4) After you have created the grammar items, you will need to select each grammar item and set the pronunciation.  To do this, make sure the property window is open when a grammar item is selected and click in the pronunciation item.  You will see an ellipsis which you can double click to open the pronunciation editor.  There you can look up pronunciations for existing words in the target language and enter your own phonemes.  I will have more to say about this in tomorrow's post.  Make sure you enter only supported phonemes as unsupported ones will cause an error when your grammar is loaded.  You can see a list of phonemes available for each supported recognition engine in the documents included with the SDK. (go to the index tab and type phoneme).

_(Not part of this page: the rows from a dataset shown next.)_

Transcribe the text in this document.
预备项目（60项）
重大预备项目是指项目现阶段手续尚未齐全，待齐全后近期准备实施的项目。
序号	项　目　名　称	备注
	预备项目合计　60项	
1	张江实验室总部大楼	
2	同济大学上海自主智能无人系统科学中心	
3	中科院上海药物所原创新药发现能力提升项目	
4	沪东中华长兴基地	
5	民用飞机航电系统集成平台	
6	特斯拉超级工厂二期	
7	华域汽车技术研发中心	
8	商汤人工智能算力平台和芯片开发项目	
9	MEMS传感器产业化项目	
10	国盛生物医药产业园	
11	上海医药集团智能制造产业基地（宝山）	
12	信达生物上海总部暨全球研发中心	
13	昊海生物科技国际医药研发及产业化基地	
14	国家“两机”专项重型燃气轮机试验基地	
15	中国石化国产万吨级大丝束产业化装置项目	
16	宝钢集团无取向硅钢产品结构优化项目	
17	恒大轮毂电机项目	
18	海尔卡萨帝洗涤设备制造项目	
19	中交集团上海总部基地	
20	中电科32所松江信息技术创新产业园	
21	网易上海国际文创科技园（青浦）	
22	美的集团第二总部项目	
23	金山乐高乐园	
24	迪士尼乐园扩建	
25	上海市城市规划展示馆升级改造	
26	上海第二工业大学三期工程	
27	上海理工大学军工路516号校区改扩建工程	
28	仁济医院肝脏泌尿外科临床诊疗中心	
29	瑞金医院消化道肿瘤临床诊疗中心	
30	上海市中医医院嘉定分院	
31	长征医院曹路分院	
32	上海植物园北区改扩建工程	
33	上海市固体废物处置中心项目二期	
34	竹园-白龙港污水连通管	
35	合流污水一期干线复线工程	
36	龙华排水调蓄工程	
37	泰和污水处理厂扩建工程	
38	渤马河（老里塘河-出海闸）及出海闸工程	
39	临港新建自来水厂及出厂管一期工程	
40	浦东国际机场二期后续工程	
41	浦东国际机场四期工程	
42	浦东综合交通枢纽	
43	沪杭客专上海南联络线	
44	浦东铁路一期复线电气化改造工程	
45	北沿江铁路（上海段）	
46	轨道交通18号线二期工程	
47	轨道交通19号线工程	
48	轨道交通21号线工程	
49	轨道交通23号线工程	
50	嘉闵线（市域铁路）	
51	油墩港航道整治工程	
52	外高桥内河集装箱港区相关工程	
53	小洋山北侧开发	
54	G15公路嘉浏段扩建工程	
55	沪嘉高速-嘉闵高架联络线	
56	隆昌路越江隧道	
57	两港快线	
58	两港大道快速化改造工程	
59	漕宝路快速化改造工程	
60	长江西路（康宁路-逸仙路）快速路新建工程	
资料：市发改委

The first grammar I created basically worked but the confidence values returned were very low.  The following is a simple grammar that I created.

<grammar xmlns:sapi="https://schemas.microsoft.com/Speech/2002/06/SRGSExtensions" xml:lang="EN-US" tag-format="semantics-ms/1.0" version="1.0" mode="voice" xmlns="https://www.w3.org/2001/06/grammar" sapi:alphabet="x-microsoft-ups">
 <rule id="Rule1" scope="public">
  <one-of>
   <item>
    <token sapi:pron="SH I AX">xiexie</token>
    <token sapi:pron="N I N">ni</token>
    <tag>$._value = "thanks"</tag>
   </item>
   <item>
    <token sapi:pron="W AA">wo</token>
    <token sapi:pron="K AX N;G AX N">hen</token>
    <token sapi:pron="H AU;K AU">hao</token>
    <tag>$._value = "good"</tag>
   </item>
   <item>
    <item>I am a duck</item>
    <tag>$._value = "duck"</tag>
   </item>
  </one-of>
 </rule>
</grammar>

 I added the "I am a duck" phrase just for sanity.  If you run this through a simple application in the debugger you should get fairly decent confidence values for "wo hen hao" but rather poor confidence values for "xiexie ni".  This is because the phoneme approximations for "wo hen hao" are much closer than those for "xiexie ni".  So how can you choose the closest matching phonemes?  This will be the topic of tomorrow's post.